Safety-related elementary data types.
In safety-related code worksheets, safety-related and standard variables can be mixed and directly connected to each other. This corresponds to an implicit data type conversion which requires some rules to be observed.

For easier distinction of standard and safety-related variables, all safety-related variables are displayed with a yellow color marking in safety-related SNOLD code worksheets and variables grids. Variables of standard data types are shown without color marking. While programming safety-related FBD/LD code in SNOLD worksheets, the continuous data flow analysis in the SNOLD code highlights the leading safety-related signal paths of a network by displaying them as thick yellow lines. Refer to the topic "Mixing Safety-related and Standard Types in SNOLD Worksheets" for details.

Safety-related Project and POU Information

PLCnext Engineer provides several editors that show safety-related checksum information.

You can use these checksums to find out whether the project or POUs (code/variables) have been modified compared to older project versions. For that purpose, you have to manually compare each checksum with the relating CRC in the printed project documentation of the older, archived project version.

The following editors are available:

The 'Project' node in the PLANT provides the 'Safety Information' editor which displays various checksum which were calculated over safety-related data on project level. Also refer to the table "Details on checksums on project level" below.
Each user-defined POU type in the COMPONENTS area (category 'Programming | Local') provides a 'Safety Information' editor. Here, the checksums are listed which were calculated for each verified network after setting the verification mark.
Refer to the topic "Verification Mark for SNOLD Code Sections ‣ POUs
×‣ Verification Mark for SNOLD Networks
×" for details.

Both editors provide an export function which creates an Excel file containing the data visible in the editor.

Note
These checksums are relevant when comparing safety-related project parts using the project comparison feature.

Details on checksums on project level

Safety Log

Any editing operations and messages that relate to safety-related project parts are written to the persistent safety message log, or Safety Log in short.

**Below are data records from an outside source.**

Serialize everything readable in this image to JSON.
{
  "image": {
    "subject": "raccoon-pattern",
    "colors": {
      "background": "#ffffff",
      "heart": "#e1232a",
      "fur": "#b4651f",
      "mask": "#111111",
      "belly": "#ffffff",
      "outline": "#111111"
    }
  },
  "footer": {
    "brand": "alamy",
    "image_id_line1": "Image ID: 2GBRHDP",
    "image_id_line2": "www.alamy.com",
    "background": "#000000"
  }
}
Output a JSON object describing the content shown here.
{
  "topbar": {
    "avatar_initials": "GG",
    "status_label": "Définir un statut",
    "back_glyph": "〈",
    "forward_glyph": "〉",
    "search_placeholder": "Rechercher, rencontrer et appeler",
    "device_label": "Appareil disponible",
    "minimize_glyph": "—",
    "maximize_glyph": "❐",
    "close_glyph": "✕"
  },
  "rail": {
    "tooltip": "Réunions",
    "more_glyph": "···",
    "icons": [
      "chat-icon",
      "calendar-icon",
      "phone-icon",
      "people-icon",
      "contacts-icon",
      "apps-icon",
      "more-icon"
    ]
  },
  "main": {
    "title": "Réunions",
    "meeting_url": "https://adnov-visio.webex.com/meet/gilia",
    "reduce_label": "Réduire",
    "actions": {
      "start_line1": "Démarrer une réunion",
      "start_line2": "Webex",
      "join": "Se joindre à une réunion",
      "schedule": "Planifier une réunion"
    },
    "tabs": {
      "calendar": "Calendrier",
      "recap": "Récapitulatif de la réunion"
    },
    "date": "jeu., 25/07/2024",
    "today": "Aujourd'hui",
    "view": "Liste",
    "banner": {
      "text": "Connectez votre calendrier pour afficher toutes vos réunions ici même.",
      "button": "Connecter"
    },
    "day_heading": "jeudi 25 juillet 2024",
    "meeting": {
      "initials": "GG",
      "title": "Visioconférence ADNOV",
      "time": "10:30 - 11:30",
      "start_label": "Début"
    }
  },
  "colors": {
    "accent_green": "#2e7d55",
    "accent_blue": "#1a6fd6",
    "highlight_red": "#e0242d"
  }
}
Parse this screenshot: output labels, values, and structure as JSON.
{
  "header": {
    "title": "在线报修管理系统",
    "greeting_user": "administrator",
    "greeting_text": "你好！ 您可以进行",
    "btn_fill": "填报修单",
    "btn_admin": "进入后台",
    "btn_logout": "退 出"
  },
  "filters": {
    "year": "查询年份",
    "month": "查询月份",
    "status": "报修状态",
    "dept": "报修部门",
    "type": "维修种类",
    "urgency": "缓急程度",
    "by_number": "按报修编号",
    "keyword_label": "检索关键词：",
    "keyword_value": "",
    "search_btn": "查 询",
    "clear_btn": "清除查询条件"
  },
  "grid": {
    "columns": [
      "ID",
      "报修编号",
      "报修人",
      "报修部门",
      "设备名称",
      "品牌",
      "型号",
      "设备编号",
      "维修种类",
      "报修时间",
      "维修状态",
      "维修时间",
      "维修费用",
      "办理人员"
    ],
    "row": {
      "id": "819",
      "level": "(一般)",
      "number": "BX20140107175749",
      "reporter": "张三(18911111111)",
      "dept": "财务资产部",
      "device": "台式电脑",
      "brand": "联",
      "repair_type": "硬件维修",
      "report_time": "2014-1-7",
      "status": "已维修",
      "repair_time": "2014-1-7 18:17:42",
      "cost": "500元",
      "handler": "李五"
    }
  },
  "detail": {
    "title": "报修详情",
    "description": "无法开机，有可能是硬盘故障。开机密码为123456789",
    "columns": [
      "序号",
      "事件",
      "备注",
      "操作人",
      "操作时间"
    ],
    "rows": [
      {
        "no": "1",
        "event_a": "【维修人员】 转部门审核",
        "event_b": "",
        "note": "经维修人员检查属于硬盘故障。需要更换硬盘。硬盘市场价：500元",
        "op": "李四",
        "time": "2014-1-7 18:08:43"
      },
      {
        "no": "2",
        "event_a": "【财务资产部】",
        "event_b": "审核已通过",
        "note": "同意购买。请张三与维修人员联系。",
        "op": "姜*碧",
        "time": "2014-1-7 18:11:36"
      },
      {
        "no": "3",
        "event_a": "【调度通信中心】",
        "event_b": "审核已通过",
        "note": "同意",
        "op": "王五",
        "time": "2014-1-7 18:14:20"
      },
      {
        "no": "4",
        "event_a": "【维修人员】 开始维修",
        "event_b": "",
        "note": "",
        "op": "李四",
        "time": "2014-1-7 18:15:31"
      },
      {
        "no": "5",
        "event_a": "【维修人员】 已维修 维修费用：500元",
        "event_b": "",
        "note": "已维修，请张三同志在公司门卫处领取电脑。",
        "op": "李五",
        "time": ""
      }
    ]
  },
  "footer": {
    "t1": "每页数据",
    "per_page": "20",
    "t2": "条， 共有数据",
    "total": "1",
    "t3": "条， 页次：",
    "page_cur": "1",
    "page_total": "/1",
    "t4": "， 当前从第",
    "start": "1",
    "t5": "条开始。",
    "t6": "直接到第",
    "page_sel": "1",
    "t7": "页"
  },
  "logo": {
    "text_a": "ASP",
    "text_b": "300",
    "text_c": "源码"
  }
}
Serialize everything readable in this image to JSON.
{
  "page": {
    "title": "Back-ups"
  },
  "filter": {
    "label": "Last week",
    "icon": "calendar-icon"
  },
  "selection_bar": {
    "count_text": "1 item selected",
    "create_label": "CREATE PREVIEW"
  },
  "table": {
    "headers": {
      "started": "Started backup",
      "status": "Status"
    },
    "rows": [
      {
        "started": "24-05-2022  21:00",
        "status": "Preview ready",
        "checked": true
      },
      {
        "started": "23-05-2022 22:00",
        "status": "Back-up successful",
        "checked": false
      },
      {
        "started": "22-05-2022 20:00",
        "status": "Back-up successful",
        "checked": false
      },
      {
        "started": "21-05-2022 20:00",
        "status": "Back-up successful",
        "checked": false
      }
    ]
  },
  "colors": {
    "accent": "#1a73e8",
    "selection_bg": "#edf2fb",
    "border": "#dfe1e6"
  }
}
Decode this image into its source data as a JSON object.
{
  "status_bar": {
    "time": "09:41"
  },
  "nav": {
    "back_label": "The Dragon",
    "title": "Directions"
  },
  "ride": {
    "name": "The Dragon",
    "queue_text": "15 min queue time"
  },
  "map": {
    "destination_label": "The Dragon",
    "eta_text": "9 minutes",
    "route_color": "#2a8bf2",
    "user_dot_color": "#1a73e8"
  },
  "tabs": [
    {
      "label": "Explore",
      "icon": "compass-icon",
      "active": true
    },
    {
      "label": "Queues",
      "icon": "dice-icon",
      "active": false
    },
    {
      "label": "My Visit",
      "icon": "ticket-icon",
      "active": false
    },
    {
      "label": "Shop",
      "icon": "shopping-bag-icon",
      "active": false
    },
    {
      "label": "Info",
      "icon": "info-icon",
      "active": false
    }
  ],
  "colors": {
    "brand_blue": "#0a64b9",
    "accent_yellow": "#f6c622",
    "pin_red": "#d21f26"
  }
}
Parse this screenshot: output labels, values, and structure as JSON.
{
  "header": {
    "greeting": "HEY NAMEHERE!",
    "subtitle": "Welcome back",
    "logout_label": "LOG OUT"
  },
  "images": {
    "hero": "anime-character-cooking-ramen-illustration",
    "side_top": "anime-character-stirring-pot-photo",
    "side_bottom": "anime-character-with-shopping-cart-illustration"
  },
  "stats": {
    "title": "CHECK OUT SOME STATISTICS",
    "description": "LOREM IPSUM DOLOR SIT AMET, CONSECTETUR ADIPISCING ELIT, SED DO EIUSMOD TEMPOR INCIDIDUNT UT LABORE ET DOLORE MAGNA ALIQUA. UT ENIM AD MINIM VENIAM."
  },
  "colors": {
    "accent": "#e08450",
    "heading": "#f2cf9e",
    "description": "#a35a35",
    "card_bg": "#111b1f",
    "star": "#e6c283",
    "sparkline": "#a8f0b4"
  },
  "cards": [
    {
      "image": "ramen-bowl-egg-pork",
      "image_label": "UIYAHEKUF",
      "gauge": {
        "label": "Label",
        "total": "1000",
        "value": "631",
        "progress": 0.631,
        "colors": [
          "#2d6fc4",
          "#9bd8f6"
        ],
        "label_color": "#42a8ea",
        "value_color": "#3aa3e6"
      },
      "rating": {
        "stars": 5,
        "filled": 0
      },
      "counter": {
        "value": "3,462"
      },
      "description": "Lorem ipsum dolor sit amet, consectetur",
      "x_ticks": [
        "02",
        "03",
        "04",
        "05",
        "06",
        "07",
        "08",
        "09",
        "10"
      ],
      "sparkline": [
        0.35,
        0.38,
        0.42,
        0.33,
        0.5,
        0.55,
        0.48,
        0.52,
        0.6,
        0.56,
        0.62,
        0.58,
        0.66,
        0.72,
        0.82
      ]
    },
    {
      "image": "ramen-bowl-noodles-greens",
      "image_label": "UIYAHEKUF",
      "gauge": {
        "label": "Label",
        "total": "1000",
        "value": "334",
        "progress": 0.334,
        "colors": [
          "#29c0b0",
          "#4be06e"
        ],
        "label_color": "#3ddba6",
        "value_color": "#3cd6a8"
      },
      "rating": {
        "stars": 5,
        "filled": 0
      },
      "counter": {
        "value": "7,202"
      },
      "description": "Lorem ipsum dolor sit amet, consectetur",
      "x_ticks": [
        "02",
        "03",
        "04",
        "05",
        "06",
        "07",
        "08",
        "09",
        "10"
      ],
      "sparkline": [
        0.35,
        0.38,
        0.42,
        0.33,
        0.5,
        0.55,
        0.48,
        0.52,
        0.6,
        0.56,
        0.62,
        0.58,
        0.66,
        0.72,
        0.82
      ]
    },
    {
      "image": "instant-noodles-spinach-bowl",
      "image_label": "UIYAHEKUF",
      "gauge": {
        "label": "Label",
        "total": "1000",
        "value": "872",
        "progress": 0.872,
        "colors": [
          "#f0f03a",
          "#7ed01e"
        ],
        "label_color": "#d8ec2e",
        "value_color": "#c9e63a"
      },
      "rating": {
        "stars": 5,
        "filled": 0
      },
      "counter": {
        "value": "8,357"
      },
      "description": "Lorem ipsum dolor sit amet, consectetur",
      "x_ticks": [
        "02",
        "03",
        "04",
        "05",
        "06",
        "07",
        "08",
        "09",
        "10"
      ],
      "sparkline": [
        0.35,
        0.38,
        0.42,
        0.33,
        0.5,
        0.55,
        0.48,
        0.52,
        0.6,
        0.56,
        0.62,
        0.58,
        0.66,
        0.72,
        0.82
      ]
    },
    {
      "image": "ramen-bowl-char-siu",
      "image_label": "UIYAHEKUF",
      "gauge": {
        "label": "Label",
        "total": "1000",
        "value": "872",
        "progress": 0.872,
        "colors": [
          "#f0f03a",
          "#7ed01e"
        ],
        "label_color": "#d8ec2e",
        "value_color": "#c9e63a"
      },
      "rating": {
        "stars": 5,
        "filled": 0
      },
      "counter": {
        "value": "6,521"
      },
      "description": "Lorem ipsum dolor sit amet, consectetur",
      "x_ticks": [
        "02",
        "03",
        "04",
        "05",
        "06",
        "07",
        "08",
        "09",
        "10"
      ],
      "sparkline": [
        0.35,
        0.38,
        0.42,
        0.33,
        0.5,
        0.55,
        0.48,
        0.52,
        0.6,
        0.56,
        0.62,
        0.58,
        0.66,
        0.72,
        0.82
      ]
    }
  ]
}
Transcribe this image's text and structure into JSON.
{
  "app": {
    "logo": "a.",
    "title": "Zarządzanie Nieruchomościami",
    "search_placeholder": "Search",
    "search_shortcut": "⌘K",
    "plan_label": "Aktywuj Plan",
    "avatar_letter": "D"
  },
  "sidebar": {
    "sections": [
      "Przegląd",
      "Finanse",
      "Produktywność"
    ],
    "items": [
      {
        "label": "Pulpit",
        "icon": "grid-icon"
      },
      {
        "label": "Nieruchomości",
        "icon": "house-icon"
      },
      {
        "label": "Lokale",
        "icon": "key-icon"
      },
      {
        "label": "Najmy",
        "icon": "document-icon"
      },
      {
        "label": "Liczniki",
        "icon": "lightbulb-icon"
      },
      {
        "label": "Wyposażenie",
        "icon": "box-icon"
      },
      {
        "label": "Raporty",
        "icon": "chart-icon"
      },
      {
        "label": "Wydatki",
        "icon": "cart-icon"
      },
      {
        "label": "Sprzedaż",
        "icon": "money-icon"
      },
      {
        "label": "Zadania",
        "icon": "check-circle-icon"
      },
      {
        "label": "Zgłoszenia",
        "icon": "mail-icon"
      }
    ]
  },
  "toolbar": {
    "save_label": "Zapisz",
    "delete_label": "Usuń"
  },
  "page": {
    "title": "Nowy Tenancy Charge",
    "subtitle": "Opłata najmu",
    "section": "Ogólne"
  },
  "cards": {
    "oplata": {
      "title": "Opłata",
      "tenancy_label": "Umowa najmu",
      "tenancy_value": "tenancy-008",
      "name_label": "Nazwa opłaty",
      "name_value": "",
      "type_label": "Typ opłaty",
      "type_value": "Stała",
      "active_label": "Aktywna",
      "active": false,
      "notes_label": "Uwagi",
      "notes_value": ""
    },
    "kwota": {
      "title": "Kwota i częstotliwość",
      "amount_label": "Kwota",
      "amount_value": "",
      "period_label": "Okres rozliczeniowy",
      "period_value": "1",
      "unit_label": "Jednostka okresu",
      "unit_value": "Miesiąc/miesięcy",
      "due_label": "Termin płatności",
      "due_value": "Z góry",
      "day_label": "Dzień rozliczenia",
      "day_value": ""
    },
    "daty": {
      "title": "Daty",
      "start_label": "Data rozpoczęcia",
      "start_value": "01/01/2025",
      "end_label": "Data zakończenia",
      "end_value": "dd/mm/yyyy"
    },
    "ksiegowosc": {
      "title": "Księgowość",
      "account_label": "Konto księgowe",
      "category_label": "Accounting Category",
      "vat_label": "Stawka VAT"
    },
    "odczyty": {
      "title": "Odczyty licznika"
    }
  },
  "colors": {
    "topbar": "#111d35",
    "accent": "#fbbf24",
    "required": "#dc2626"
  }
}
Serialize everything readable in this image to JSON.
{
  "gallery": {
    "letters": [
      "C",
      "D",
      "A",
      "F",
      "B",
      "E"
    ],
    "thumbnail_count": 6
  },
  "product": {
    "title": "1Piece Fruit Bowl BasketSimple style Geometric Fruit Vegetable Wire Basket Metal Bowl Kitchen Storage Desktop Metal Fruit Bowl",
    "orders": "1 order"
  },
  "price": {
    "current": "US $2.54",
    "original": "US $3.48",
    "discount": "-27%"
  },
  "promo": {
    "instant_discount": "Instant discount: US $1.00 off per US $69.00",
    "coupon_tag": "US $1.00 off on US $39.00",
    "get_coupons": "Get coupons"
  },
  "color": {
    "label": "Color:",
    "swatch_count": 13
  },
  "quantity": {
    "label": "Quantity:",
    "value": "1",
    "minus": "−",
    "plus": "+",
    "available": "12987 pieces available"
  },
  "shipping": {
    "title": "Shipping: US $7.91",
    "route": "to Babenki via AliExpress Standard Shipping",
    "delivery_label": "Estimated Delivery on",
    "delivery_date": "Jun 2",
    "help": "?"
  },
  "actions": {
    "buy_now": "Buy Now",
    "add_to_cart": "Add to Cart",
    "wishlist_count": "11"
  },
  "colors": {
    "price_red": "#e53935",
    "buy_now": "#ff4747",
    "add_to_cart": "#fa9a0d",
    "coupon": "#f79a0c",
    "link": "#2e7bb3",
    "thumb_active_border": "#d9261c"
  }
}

Persistent means that the log cannot be deleted by the user.

The Safety Log can be displayed by clicking the 'Safety Log' button in the MESSAGES window which is part of the Cross Functions Area.

The Safety Log is sealed by a checksum which enables the detection of data corruption in the log file.

The following operations and messages are written to the Safety Log:

Any verification of a safety-related code network in SNOLD.
Insertion, deletion or renaming of a safety-related POU in the COMPONENTS area or code worksheets in a safety-related POU.
Insertion or deletion of a safety-related device in the PLANT.
Editing the parameter values of a safety-related device.
Confirmation of a safety-related role mapping, i.e., of an assignment between a safety-related variable and a safety-related process data item (by selecting the 'Confirm' checkbox in the Data List of the Safety PLC).
Any reported safety violation message.
Any manual confirmation of the verification of data correctness (after a safety violation message or data integrity error message).

Every Safety Log entry contains the following information:

Date and time of the modification.
ID (Code) of the event type.
Type of modification.

Via the context menu, the Safety Log can be exported into a csv file.